Consequently, when Pandya inquired in regards to the withdrawal, the financial institution confirmed him a bearer cheque of Rs 4.8 lakh which was issued by Pandya himself to be paid to ‘self’. Upon listening to this, Pandya argued that he had not issued the bearer cheque and accused the financial institution for not verifying the authenticity of the cheque, reported The Instances of India.
Following this, he filed a police criticism, however to no avail. In line with the Forensic Science Laboratory (FSL) report, it revealed that the cheque was ‘rewritten’. Having this affirmation that the cheque was tampered with, Pandya insisted on a refund. He supported his declare by stating that the financial institution issued such an enormous quantity with out having checked the veracity of the cheque.
Subsequently, Pandya filed a case with the Gujarat State Shopper Dispute Redressal Fee. “In case of a cheque price over Rs 50,000, the cheque have to be examined beneath an ultraviolet ray machine earlier than clearing it for fee,” argued Pandya’s lawyer including that the financial institution officers turned a blind eye to the principles laid down by the Reserve Financial institution of India and have been negligent whereas clearing the cheque.
In reply to this, the financial institution defended itself by saying that the fraud was dedicated by a 3rd get together so it was not the financial institution’s accountability to cowl up for the loss. The financial institution additional argued that an SMS alert was despatched to the account holder for verification.

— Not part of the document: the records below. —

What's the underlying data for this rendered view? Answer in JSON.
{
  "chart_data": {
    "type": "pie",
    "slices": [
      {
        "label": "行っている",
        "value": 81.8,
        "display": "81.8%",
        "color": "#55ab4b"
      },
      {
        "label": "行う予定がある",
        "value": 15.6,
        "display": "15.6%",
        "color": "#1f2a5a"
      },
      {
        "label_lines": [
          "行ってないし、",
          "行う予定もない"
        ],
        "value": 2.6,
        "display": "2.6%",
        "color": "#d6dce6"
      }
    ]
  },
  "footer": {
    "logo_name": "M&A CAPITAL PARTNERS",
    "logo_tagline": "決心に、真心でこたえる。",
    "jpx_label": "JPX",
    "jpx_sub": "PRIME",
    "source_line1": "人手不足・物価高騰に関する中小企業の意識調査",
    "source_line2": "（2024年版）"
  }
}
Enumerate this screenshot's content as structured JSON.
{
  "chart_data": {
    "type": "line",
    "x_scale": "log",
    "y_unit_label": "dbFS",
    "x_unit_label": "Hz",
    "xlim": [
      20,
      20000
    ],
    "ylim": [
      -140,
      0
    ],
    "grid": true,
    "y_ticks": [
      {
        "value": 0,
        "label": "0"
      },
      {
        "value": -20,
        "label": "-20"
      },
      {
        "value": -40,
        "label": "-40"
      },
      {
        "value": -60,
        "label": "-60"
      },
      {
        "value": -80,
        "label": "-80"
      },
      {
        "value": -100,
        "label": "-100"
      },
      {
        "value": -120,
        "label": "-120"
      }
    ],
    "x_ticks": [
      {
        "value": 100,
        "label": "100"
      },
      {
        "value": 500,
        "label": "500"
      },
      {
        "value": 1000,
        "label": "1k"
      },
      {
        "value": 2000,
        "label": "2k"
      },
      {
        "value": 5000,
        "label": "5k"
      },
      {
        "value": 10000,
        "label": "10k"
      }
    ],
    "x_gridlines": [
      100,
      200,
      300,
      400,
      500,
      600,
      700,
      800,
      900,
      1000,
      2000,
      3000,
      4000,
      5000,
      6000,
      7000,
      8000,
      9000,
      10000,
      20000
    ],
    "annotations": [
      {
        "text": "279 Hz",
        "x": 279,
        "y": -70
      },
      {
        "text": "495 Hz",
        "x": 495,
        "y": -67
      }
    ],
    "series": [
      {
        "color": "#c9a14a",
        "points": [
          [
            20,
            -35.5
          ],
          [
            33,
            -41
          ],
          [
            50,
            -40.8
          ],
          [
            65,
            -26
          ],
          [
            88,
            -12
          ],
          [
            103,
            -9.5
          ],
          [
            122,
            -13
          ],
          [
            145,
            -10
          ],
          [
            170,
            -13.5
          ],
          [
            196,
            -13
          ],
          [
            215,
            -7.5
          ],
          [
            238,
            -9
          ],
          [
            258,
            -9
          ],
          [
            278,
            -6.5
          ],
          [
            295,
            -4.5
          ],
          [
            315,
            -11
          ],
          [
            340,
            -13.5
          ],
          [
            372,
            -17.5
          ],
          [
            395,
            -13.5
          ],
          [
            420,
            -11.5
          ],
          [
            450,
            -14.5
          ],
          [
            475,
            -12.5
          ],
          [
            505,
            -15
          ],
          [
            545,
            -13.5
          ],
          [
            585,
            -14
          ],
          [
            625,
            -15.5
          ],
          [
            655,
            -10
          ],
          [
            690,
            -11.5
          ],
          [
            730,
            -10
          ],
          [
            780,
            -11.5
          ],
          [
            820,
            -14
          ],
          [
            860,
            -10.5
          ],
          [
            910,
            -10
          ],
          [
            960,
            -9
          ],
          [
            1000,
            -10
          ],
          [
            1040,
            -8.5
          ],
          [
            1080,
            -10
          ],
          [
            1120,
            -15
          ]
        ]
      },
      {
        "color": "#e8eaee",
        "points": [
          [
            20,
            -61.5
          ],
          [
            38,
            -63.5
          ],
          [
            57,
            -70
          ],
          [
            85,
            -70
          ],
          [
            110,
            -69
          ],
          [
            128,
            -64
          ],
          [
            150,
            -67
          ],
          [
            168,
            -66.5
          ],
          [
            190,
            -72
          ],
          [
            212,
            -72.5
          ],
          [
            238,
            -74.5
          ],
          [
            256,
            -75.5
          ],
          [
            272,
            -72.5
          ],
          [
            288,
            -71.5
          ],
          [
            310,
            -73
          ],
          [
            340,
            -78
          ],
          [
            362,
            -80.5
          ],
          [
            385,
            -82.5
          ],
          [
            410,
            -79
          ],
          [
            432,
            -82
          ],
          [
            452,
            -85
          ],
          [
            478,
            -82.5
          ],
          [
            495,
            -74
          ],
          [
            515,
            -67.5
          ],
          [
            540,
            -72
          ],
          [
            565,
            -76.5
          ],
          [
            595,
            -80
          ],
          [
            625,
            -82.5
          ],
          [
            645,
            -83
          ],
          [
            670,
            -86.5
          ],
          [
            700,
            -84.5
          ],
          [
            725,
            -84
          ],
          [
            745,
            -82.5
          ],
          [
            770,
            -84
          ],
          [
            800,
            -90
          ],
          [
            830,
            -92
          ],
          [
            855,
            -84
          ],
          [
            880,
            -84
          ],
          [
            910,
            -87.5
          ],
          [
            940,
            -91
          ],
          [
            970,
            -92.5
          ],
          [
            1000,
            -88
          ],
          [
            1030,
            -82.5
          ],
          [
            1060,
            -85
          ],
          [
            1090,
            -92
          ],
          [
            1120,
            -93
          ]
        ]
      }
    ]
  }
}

After listening to the arguments of each events, the judicial member of the fee, M J Mehta, got here to the conclusion that it was the responsibility of the financial institution to stick to all the principles and laws established by the RBI and confirm the cheque accordingly. “The financial institution didn’t comply with the principles adopted by itself. It lacked in performing its responsibility and was poor in service,” famous the buyer court docket. Lastly, the fee said that the one redressal, on this case, is the Shopper Safety Act.